Nathalie Heinich a choisi de définir l’identité au travers de ce qu’elle n’est pas. Délestée, allégée de toutes connotations superflues, l’identité se définit dans la perception qu’on a de nous-mêmes et dans le regard des autres. 

L’identité, c’est d’abord une représentation mentale que nous nous faisons de ce que nous sommes, de ce que sont les autres, de ce que sont des entités abstraites, telles qu’un pays par exemple. Et les représentations, c’est très difficile de les figurer.

L’identité n’est pas une entité objective, qui serait déjà là, et que nous n’aurions plus qu’à décrire. C’est quelque chose qui se construit. Ça n’est pas non plus quelque chose de mouvant, qui ne serait arrimé à rien et qui pourrait se modifier à sa guise.

On voit comment le même terme et la même problématique peuvent avoir des connotations politiques totalement opposées, selon qu’il s’agit de défendre le maintien de cultures considérées comme dominantes, ou le maintien de cultures considérées comme dominées.

Vouloir faire de cette problématique de l’identité une problématique politique est une erreur, et encore plus lorsque l’on veut l’identifier à un seul camp politique.
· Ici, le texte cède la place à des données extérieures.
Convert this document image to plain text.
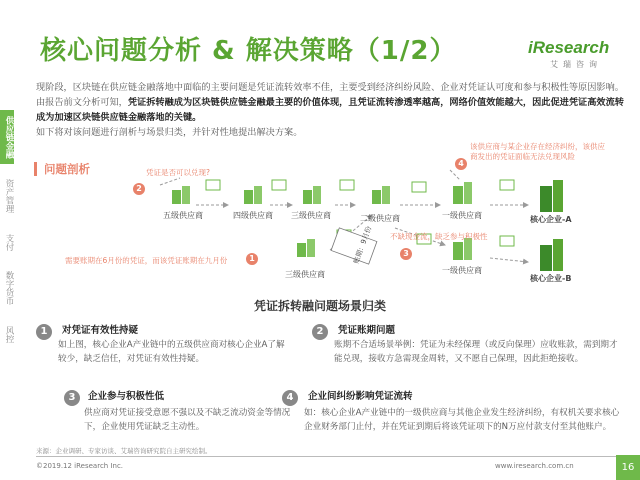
核心问题分析 & 解决策略（1/2）	iResearch
艾瑞咨询
供应链金融
资产管理
支付
数字货币
风控
现阶段，区块链在供应链金融落地中面临的主要问题是凭证流转效率不佳，主要受到经济纠纷风险、企业对凭证认可度和参与积极性等原因影响。由报告前文分析可知，凭证拆转融成为区块链供应链金融最主要的价值体现，且凭证流转渗透率越高，网络价值效能越大，因此促进凭证高效流转成为加速区块链供应链金融落地的关键。
如下将对该问题进行剖析与场景归类，并针对性地提出解决方案。
问题剖析
五级供应商	四级供应商 三级供应商	二级供应商	一级供应商
一级供应商
三级供应商
核心企业-A
核心企业-B
账期：9月份
2
凭证是否可以兑现?
1
需要账期在6月份的凭证，而该凭证账期在九月份
3
不缺现金流，缺乏参与积极性
4
该供应商与某企业存在经济纠纷，该供应商发出的凭证面临无法兑现风险
凭证拆转融问题场景归类
1	对凭证有效性持疑
如上图，核心企业A产业链中的五级供应商对核心企业A了解较少，缺乏信任，对凭证有效性持疑。
2	凭证账期问题
账期不合适场景举例：凭证为未经保理（或反向保理）应收账款，需到期才能兑现，接收方急需现金周转，又不愿自己保理，因此拒绝接收。
3	企业参与积极性低
供应商对凭证接受意愿不强以及不缺乏流动资金等情况下，企业使用凭证缺乏主动性。
4	企业间纠纷影响凭证流转
如：核心企业A产业链中的一级供应商与其他企业发生经济纠纷，有权机关要求核心企业财务部门止付，并在凭证到期后将该凭证项下的N万应付款支付至其他账户。
来源：企业调研、专家访谈、艾瑞咨询研究院自主研究绘制。
©2019.12 iResearch Inc.	www.iresearch.com.cn	16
Tous les camps politiques peuvent s’en emparer, selon la façon dont ils l’utilisent.

On voit comment se construit cette imbrication entre le fait de se définir par référence à un pays, et par rapport à une religion. Les deux ne sont absolument pas incompatibles, simplement selon les contextes, on va plutôt insister sur l’un, ou sur l’autre.

La question de l’identité […] ne se pose que quand elle est en crise. C’est un objet assez particulier, qui est transparent tant que tout va bien, et qui commence à devenir extrêmement opaque – et donc discuté – dès lors que ça ne va pas.

Ce sont des définitions contradictoires – l’assimilation, la différence – qui construisent notre rapport à l’identité. Nous pouvons selon les moments nous définir par ce que nous sommes comme personne irréductible ou comme individu appartenant à un collectif.

Tout collectif dont les conditions de vie évoluent est forcément exposé à la tentation de se replier sur le passé. La passion pour le patrimoine […] est une passion directement liée à la conscience de la perte, à tous ces phénomènes de modernisation.